11 juin 2013

Le transgenre ou le monde à l'envers?

"La Cour suprême au Népal a ordonné au gouvernement d'ajouter une troisième catégorie aux passeports pour que les personnes transgenres n'aient plus à se définir comme homme ou femme, a annoncé mardi un porte-parole de la plus haute juridiction de ce pays défavorisé d'Asie du Sud."
 
Il y a quelques semaines un homme d'une soixantaine d'année s'est découvert "femme", ou a découvert qu'il était en réalité une femme. Ou vice-versa. Seul le Diable sait comment cela est possible.
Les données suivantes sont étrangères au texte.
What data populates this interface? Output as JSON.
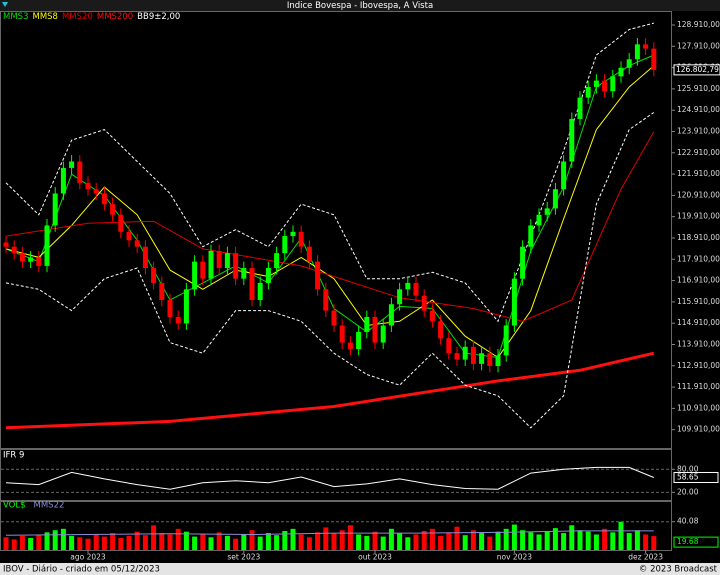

Mais la presse en a parlé, le monde entier y a cru. Aujourd'hui, un pas de plus dans la même direction: le "transgenre".
Ni homme ni femme. Homme et femme. Tantôt homme tantôt femme! Le transgenre, voilà une appellation qu'on disait "barbare" du temps de mes études. "Trans" signifie étymologiquement à travers, d'un point à l'autre. Bref un effet de mouvement, de passage, d'oscillation entre deux bouts ou deux points. Ni homme ni femme, mi-homme mi- femme, trans-homme, trans-femme, autant de vocables qu'on peut créer de toutes pièces. Au Népal, j'estime que du passeport la catégorie sera appliquée à toutes les sphères de la société. Mais cela ne va pas sans problèmes!
Dans les édifices publics, à quelle toilette va la personne habillée en femme qui se définit comme un homme? Au fait, à quelle toilette se rendent les travestis? Les toilettes se définiront donc en fonction de l'identification personnelle de l'individu. Dans l'église catholique romaine, seules les personnes de sexe masculin sont autorisées à devenir prêtres; les femmes deviennent religieuses ou consacrées. Que fera-t-on désormais de ces individus? En réalité, une telle disposition va à l'encontre des normes du catholicisme. Il faudra donc tout redéfinir: mariage, héritage, droit familial, sacerdoce, sport, hospice, école, hôpital, etc. en fonction de cette nouvelle distinction de genre. Il faudra créer une catégorie "transgenre" en sport et dans les espaces socio-professionnels. De fil en aiguille, c'est toute la société qu'il faudrait réformer en profondeur pour accommoder toutes les sensibilités.
Telle est la réalité du monde qui est en train de se construire sous nos yeux impuissants et peut-être complices. Tout est relatif, rien n'est absolu, rien ne s'impose, tout change. Sauf peut-être la seule justice qui existe au monde: la mort. A défaut de l'appeler monde à l'envers, je préfère le nommer monde sans sexe, monde trans-générique, régi par l'homosexualité. Libertins et anarchistes, sans foi et agnostiques, naturistes et amateurs de la méditation transcendantale, y trouveront sans aucun doute de quoi se régaler. Dieu n'est plus le maître du monde, mais la nature et la conscience de l'homme.